The six Saudi projects touch on potentially edgy topics, considering that cinema was banned in the kingdom for religion-related reasons for more than three decades, until December 2017. The selection provides a first indicator of the Red Sea fest’s overall programming criteria, which appear to be relatively unconstrained.

For example, they include an animated feature doc, “Practicing Polygamy,” exploring the “daily reality of polygamy” in Saudi Arabia, written and directed by U.S.-trained Malak Quota, a graduate of USC’s School of Cinematic Arts. Another selected feature film project is “A Trip to Disney,” by director Maha Alsaati, known for shorts that explore femininity and gender roles in Arab cultures. The new project is about a Saudi woman who, abandoned by her lover, travels from Saudi Arabia to Florida.

“Finding herself in the Disney empire,” presumably at Disney World in Orlando, the film’s protagonist “discovers she is not his princess,” reads the synopsis. Saudi women up until last month were not allowed to travel abroad without permission from a male “guardian.”

Female directors account for one-third of the 12 selected for the Red Sea Lodge, and more than a quarter of them have female producers, the festival said.

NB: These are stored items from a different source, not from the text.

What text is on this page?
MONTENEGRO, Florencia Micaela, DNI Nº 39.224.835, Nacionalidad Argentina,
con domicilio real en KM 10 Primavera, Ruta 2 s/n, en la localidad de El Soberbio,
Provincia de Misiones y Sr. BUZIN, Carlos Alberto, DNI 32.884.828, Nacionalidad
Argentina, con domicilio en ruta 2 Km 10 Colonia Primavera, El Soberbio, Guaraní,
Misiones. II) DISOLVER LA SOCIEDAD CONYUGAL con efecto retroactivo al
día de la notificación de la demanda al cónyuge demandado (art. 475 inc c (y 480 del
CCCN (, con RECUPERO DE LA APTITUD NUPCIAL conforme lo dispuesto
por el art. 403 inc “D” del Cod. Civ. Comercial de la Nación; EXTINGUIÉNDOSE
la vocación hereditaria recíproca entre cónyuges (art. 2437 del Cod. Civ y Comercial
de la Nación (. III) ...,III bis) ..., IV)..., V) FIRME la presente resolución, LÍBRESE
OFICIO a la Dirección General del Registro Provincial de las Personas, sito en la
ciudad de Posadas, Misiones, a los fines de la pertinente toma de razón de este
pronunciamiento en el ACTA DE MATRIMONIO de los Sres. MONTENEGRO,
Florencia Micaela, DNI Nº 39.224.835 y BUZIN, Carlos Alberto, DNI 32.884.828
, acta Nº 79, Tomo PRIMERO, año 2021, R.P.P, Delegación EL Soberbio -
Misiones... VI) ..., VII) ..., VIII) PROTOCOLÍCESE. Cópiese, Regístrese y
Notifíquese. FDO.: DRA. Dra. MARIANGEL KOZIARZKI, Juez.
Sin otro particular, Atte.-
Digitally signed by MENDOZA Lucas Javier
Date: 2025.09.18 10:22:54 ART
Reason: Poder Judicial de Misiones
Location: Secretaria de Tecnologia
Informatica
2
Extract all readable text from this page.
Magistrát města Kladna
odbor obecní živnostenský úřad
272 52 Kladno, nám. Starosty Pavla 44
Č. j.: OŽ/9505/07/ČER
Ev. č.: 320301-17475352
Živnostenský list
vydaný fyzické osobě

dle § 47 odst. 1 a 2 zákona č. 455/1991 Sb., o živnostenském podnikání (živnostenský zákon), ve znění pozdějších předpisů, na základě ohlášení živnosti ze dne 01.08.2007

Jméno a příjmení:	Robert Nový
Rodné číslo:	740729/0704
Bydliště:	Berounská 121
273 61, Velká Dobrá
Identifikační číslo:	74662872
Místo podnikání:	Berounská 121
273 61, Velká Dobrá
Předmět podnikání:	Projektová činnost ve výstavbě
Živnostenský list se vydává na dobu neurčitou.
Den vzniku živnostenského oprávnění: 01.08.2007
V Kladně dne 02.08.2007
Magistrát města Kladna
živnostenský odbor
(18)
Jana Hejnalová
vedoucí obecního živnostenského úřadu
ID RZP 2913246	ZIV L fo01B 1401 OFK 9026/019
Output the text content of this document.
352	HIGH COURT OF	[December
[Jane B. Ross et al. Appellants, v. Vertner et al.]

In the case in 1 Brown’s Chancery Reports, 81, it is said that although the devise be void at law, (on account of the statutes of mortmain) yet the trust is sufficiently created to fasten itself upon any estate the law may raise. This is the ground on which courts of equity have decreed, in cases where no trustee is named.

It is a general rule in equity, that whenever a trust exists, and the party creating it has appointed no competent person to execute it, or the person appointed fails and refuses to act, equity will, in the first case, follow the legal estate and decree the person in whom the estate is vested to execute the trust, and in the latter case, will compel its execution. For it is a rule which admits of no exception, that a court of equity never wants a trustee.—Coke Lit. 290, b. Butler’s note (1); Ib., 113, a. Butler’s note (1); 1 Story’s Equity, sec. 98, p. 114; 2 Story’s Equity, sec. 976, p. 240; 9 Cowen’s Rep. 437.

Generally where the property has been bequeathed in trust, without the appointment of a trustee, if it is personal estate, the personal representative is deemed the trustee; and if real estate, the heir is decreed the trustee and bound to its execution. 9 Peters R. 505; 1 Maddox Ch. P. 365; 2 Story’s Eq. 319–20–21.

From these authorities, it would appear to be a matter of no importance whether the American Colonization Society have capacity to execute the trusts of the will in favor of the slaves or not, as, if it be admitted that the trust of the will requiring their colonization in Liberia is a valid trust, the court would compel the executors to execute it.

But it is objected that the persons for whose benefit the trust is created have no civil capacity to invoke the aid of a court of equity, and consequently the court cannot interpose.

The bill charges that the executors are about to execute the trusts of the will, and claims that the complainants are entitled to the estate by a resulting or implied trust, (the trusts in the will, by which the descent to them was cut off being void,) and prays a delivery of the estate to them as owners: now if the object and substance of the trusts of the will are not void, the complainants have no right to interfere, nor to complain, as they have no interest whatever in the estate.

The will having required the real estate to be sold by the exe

The non-Saudi projects selected for Red Sea Lodge support and guidance come from Jordan, Egypt, Palestine, Iraq and Lebanon. They include several titles already making the rounds of the region’s funding platforms, such as black comedy “Inshallah a Boy,” by Jordanian first-timer Amjad Al Rasheed, which first surfaced at last year’s Cairo Film Connection. It’s about a widow who, because of Islamic Sharia law, finds herself in dire need of a male child to stop her in-laws from taking possession of her home.

From Egypt, the Red Sea Lodge committee selected drama “A Journey of Bullets and Bread,” directed by Mohammad Hammad (“Withered Green”) and produced by prominent indie producer Mohamed Hefzy and Kholoud Saad; from Palestine, “Scheherazade Goes Silent,” the directorial debut of producer Amira Diab (“The Mountain Between Us”); from Lebanon, “The Basement Notes,” about a rock band during wartime, by Hadi Ghandour (“The Traveler”), and also female empowerment-themed “I Am Arza,” by first-timer Mira Shaiba. Rounding out the non-Saudi selection is first-time Iraqi director Ali Kareem’s “The Arabic Interpreter,” about a young Iraqi based in Berlin who takes a job at a refugee camp and is reminded of the wars he experienced in his home country.

The Red Sea festival is headed by Saudi filmmaker Mahmoud Sabbagh (“Barakah Meets Barakah”), who is president. Former Sundance fest documentary programmer Hussain Currimbhoy is artistic director, and the managing director is the Dubai fest’s former top exec Shivani Pandya Malhotra. French industry veteran Julie Bergeron will run the market.